Outils intellectuels et disciplinaires pour mettre en œuvre ces compétences :
- Effectuer différentes formes de compte-rendu autour d'une même notion pour montrer la diversité des formulations possibles, des vécus possibles mais qui tous expriment un même désir collectif, quelques soient les particularités des individus ou du genre choisi pour transmettre son message. Le but est de montrer qu'on peut exprimer différemment une parole, varier son expression en fonction de l'efficacité, du but que l'on veut atteindre et des destinataires, utiliser la force de l'image poétique dans un but persuasif.
- Comprendre un message de type argumentatif, comprendre la parole de l'autre lors d'un débat oral et savoir la reformuler afin de forger son opinion, et de favoriser l'échange. L'intégration de la parole de l'autre est fondamental dans toute initiation à l'argumentation.

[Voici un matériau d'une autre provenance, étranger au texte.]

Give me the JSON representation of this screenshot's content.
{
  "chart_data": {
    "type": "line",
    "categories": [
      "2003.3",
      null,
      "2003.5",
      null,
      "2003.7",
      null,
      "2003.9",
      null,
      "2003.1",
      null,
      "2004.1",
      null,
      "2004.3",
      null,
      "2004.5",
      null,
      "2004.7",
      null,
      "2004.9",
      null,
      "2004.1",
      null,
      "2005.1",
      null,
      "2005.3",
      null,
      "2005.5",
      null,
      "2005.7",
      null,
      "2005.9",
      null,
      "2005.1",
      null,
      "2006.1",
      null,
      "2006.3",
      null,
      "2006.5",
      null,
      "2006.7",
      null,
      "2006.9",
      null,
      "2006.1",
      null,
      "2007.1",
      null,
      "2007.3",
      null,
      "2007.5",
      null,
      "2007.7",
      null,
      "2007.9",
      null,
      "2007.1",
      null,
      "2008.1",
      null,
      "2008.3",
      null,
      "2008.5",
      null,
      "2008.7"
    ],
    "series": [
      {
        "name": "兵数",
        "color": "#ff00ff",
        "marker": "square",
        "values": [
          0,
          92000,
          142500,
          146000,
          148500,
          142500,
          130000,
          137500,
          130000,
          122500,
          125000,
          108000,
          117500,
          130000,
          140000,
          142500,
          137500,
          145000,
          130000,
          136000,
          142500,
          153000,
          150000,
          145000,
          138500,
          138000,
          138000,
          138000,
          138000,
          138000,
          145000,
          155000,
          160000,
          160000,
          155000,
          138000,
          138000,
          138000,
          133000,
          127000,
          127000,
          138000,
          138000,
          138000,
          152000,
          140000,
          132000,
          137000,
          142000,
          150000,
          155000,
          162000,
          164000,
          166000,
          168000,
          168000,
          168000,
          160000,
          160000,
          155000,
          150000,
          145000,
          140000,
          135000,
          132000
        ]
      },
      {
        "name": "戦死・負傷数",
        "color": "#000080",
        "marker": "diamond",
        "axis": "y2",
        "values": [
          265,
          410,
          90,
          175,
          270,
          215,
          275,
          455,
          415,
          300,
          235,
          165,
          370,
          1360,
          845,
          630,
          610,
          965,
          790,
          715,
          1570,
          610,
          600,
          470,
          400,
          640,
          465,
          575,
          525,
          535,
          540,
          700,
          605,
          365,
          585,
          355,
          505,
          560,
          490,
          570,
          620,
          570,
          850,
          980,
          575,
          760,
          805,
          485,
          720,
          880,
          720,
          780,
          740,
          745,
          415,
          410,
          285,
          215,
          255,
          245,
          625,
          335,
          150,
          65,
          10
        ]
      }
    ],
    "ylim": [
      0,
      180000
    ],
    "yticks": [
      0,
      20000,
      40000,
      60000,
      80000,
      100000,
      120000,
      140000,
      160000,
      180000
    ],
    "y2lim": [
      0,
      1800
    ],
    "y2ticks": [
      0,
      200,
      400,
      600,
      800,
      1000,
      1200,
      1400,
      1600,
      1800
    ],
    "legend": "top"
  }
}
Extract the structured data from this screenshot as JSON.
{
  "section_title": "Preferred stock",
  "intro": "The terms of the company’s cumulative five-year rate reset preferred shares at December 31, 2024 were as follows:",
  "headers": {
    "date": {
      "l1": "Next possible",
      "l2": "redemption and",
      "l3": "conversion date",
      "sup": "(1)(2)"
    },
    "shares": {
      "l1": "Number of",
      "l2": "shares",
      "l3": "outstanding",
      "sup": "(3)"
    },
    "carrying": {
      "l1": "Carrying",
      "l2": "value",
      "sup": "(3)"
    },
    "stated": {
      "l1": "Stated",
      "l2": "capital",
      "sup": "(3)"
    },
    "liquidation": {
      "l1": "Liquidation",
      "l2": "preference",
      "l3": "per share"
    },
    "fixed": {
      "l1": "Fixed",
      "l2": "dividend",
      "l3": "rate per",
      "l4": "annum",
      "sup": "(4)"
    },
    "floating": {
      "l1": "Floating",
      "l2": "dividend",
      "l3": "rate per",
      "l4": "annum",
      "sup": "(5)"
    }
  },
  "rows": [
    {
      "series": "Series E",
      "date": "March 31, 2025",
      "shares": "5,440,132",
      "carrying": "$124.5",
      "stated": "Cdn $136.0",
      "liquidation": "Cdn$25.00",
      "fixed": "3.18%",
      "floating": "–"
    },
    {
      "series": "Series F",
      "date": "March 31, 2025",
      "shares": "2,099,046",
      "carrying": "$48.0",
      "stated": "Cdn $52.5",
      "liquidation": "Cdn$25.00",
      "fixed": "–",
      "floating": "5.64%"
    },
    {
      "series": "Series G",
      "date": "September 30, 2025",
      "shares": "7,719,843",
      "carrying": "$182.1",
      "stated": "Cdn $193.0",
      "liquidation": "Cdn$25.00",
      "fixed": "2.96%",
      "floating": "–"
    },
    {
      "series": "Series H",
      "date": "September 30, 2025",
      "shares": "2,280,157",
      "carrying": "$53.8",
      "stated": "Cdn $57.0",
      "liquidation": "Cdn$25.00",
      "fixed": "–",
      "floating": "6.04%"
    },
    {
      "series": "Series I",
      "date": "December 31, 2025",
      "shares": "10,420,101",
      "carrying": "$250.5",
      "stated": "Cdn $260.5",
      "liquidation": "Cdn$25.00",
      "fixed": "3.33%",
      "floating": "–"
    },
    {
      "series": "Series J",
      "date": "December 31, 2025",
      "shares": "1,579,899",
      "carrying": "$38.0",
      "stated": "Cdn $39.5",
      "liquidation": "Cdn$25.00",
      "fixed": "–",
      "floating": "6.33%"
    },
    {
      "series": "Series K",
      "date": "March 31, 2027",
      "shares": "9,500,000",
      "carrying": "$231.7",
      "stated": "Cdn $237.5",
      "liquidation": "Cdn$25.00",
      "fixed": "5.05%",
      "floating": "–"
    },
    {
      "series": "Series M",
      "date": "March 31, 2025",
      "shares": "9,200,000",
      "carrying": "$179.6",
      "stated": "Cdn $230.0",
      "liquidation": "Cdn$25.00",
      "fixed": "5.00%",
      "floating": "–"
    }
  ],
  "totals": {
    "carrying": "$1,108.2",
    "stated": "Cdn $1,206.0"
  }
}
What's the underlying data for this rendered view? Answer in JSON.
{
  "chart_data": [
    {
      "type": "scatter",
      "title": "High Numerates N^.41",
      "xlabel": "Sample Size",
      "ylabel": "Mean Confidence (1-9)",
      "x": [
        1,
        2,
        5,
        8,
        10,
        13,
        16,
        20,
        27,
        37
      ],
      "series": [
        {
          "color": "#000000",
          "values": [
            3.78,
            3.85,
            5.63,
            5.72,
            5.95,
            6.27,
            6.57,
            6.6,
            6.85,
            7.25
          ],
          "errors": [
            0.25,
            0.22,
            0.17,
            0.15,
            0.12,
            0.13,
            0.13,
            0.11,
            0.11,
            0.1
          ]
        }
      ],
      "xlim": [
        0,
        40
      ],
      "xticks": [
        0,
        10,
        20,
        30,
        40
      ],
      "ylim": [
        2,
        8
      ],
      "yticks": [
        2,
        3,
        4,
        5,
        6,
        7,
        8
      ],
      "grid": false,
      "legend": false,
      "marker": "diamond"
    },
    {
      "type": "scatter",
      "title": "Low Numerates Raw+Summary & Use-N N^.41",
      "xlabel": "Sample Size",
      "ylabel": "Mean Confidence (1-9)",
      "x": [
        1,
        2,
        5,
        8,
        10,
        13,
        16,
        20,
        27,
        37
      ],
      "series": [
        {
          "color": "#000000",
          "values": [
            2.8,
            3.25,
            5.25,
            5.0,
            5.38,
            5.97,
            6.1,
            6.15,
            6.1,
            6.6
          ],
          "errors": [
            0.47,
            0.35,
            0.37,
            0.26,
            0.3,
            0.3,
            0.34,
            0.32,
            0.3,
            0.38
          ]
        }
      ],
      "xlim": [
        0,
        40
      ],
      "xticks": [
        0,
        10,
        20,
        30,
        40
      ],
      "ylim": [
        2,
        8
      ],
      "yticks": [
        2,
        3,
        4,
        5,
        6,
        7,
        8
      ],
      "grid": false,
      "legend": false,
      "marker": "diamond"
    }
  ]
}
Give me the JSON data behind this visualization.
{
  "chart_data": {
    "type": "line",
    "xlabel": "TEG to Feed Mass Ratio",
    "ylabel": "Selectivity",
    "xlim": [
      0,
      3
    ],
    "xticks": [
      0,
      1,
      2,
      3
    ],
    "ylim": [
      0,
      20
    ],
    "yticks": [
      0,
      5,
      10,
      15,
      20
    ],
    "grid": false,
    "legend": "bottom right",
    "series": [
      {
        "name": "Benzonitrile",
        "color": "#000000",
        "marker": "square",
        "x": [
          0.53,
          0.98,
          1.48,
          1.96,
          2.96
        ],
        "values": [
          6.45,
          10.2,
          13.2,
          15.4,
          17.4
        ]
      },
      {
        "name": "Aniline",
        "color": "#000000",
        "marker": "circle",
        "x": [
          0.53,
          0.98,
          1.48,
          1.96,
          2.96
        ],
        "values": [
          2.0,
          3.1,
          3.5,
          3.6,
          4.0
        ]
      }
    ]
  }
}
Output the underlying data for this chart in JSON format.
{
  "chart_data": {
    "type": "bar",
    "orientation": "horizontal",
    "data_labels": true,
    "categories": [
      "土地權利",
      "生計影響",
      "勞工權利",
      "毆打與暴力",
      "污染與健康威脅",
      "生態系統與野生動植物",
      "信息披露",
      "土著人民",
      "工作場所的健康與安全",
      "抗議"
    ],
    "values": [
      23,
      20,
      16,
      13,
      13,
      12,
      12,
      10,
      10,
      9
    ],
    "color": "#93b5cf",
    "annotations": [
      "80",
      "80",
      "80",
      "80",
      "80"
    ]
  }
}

- Ces compte-rendus répondent à différentes finalités pour adapter l'expression écrite à la situation : le compte-rendu poétique s'adresse davantage aux émotions des élèves. La fiche de lecture illustre cette tension entre Liberté et Loi à travers un roman, Vendredi ou la vie sauvage de Michel Tournier, qui montre la nécessité d'une règle même dans la solitude. Ces situations variées contribuent à l'éducation du futur citoyen.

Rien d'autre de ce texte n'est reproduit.